Coming back then to my initial question of how to minimize my impending breakdown, I choose to act. Paradoxically this also entails the action of non-action -“sitting with” and accepting mystery and the limits of what can be currently known. My own personal praxis centers on the use of approaches that at once develop Will and also help me sit with mystery and not knowing. Still curious, still exploring.

SD

Chaos Magic and The Pagan Year

There are eight Sabbats and eight colours of magic (in the system devised by Pete Carroll) and so (as someone steeped in both the Wiccan Paganism and chaotic/eclectic occultism) it makes sense to me to explore how these systems can relate to each other. Of course the esoteric cake can be cut any number of ways and so this is simply my (current) serving suggestion. A Brother of mine in Germany has been working on similar lines and has come up with some slightly different ideas, and that’s all good.  There is an immediate difference between these models in that the eight rays of the chaosphere are simply indicative of the many, many arrows which rush out from the singularity of Kia. (I could begin to discuss the great mystery of the ‘other colours’; of the ☀☀☀☀, ☀☀☀☀☀ & ☀☀☀☀☀☀☀☀☀☀☀ rays…but then I’d have to kill you 😉 [Censored! Classified information… NW]

But if we stick to the 8=fold symbolism for now…
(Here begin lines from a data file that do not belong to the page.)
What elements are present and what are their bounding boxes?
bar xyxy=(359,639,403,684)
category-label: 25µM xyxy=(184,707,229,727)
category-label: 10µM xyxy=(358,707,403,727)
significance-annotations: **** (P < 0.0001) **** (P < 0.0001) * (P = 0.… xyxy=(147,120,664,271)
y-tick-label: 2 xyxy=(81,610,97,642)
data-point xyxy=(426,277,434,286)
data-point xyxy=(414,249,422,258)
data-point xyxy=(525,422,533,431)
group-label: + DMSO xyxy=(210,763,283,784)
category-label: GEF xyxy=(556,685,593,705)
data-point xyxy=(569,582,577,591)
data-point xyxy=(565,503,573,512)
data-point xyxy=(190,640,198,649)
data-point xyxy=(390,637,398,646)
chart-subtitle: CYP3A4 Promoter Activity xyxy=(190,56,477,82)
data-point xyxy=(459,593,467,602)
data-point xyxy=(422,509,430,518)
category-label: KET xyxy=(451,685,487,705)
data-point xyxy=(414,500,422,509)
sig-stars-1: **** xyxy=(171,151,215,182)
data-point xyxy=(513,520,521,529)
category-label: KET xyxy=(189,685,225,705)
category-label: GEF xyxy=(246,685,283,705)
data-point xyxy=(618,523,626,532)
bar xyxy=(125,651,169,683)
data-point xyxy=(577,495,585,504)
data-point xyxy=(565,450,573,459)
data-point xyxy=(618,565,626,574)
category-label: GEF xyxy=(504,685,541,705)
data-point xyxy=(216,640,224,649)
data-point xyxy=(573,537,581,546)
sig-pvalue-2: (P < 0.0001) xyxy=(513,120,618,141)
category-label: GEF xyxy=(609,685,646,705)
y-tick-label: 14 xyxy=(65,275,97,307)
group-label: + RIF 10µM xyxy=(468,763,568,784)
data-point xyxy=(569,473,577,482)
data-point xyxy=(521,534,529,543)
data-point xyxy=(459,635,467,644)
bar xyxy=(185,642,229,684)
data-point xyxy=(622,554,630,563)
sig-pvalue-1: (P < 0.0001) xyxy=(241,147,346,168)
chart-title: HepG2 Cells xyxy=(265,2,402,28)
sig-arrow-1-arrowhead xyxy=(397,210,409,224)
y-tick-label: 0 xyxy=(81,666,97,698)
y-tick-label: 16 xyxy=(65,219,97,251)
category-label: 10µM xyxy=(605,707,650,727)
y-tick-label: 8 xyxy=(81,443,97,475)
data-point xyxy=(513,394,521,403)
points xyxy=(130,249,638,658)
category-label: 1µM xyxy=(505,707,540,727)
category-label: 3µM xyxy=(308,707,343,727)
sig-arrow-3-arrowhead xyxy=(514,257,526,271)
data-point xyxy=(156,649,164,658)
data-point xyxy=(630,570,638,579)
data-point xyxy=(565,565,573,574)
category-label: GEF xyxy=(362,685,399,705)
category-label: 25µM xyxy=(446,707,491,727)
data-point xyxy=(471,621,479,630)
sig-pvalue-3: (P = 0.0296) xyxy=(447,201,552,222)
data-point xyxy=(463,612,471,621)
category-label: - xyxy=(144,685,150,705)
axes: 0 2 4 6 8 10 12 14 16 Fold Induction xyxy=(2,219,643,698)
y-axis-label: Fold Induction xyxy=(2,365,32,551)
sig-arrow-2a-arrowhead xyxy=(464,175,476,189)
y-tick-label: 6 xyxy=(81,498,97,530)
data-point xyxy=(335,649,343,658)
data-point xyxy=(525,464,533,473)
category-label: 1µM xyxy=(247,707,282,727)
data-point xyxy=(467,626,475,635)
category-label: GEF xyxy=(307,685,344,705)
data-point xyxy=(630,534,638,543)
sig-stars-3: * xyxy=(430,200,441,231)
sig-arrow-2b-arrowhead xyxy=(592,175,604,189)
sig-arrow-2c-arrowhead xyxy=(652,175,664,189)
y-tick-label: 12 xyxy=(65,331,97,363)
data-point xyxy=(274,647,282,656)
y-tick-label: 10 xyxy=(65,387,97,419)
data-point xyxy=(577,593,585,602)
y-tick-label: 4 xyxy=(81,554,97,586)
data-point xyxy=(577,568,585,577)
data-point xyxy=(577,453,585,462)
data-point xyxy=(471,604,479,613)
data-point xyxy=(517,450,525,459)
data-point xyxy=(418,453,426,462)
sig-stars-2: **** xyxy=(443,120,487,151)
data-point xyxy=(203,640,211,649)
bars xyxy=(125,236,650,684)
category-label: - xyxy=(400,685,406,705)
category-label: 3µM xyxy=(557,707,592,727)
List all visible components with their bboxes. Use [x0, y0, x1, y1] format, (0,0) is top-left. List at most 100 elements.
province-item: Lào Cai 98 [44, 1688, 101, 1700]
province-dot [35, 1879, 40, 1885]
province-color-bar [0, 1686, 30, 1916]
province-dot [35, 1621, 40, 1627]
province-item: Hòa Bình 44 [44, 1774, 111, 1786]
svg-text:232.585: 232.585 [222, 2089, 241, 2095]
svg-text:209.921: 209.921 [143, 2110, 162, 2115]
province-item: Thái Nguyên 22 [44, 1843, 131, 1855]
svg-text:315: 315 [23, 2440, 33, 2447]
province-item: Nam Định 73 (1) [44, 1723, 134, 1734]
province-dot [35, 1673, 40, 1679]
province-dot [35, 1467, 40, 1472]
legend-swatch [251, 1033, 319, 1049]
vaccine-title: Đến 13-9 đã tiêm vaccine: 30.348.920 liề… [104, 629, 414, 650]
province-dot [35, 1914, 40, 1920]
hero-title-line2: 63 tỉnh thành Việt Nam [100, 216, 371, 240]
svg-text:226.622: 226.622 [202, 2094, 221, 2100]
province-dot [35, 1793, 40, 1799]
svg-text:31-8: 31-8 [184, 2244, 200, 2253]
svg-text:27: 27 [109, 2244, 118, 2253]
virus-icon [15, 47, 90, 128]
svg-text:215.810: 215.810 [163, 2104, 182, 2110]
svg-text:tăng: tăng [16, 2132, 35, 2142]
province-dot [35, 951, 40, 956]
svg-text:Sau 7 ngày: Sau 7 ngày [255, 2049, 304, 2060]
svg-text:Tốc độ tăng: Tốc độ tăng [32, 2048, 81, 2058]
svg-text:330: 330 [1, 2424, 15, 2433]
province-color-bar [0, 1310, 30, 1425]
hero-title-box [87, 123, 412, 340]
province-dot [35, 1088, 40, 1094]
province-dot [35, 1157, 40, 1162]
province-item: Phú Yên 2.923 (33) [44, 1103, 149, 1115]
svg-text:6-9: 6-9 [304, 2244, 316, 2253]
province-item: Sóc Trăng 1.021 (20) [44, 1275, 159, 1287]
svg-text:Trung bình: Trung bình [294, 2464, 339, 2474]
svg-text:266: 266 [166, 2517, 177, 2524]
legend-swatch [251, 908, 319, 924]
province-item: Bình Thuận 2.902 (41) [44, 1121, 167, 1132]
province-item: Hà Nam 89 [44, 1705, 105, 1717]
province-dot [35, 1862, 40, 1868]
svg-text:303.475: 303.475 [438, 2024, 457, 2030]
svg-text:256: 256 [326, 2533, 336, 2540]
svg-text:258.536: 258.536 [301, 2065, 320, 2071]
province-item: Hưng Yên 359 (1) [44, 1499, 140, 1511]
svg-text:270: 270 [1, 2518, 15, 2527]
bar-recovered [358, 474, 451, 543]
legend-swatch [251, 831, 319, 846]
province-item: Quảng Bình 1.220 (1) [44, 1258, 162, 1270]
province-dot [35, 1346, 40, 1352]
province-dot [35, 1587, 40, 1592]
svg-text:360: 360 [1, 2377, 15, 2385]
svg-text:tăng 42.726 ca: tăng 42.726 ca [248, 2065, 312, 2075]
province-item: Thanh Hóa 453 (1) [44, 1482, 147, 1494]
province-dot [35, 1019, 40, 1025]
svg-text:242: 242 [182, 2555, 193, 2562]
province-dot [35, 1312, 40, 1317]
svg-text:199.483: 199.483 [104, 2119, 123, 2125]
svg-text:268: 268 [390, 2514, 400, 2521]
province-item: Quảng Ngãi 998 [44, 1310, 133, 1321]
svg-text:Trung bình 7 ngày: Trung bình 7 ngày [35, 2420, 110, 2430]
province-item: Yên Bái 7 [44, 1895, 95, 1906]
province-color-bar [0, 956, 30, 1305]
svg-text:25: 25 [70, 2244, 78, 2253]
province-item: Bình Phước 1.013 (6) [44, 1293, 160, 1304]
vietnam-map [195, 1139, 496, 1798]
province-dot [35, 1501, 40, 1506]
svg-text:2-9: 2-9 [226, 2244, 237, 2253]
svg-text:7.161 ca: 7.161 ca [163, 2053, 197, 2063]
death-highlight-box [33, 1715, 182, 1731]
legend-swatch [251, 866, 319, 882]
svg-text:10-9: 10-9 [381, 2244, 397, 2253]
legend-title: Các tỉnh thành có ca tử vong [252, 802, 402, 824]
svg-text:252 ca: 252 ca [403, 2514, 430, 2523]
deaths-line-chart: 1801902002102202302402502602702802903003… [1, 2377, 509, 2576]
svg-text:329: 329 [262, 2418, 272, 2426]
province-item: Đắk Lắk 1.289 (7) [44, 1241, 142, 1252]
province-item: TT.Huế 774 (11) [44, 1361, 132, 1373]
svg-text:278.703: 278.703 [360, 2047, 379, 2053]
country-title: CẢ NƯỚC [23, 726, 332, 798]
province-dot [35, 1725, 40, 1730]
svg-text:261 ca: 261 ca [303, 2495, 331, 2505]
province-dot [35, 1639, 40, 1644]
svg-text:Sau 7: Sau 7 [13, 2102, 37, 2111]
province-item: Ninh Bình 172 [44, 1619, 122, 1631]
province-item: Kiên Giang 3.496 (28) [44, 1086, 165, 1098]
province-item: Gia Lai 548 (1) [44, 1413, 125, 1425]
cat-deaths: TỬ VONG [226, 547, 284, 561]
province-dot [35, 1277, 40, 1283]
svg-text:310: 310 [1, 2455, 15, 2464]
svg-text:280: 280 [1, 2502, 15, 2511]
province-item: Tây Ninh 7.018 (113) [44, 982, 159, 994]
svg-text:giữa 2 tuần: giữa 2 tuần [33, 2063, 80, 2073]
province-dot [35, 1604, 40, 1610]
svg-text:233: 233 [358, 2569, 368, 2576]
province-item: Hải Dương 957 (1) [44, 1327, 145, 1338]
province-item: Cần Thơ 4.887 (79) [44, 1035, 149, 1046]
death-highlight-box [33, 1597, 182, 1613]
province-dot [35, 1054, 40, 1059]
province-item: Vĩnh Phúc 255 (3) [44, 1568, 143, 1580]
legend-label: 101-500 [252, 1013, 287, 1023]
We start with the ‘conventional’ colours of magick as given by Pete in Liber Kaos:

The Eight Colours of Magic

The Eight Colours of Magic

I asked Pete recently why he chose the locations for the colours as given in his diagram above. Of course these energies/colours/styles are in opposing (or perhaps ‘complementary’ pairs). However the diagram doesn’t fit with either the Qabalistic system (if you overlay the chaosphere on Isaac Luria’s ten-balls-and-twenty-two-sticks model of the Tree it doesn’t match up). Neither is there any obvious astrological relationship (like the order of the planets as given on the heptagram shown in Crowley’s Book of Thoth). Mr Carroll told me that the order was ‘essentially arbitrary’ and therefore by changing the position of the colours (while maintaining the complementary pairs) I wouldn’t be ‘committing any great heresy’ (phew!)

So my proposal is that the order of colours as given by Pete Carroll can be re-arranged to give a neat fit between the core symbolism of each Pagan sabbat and each colour of magick. I’ve only been using this model for a few months, but by working with love (the type of love that allows a mother to nourish her baby with milk) at Imbolc, and the more cerebral vibe of opening out my ability to communicate at the most recent equinox, it seems to be working out for me.

The symbolic links between the directions and colours are:

Yule – Octarine, the Sun at Midnight, the paradox and play of festival, the birth of the God Son.
Imbolc – Green, love and sacrifice, parenthood, the promise of Spring.
Spring Equinox – Orange, the incoming power of the year, East.
Beltane – Purple, sex.
Midsummer – Yellow, the self, the waking consciousness.
Lammas – Red, agriculture, war, John Barleycorn must die.
Autumn Equinox – Blue, wealth, reflecting on what we have gathered in the year.
Samhain – Black, death.

The Wheel of Chaos

The Wheel of Chaos

This type of re-configuration is, of course, one of the delights of modern magickal culture. We can create blends that suit our own spiritual tastes. Rather than going from system to system, abandoning one psychic structure to invest in a nice new shiny one, we can also manufacture hybrids. The alchemy of birthing such ceremonial chimera helps to keep our styles of magick strong and vigorous. And as a dedicated chaos magician and witch I’d rather be a robust mongrel than a sickly pedigree!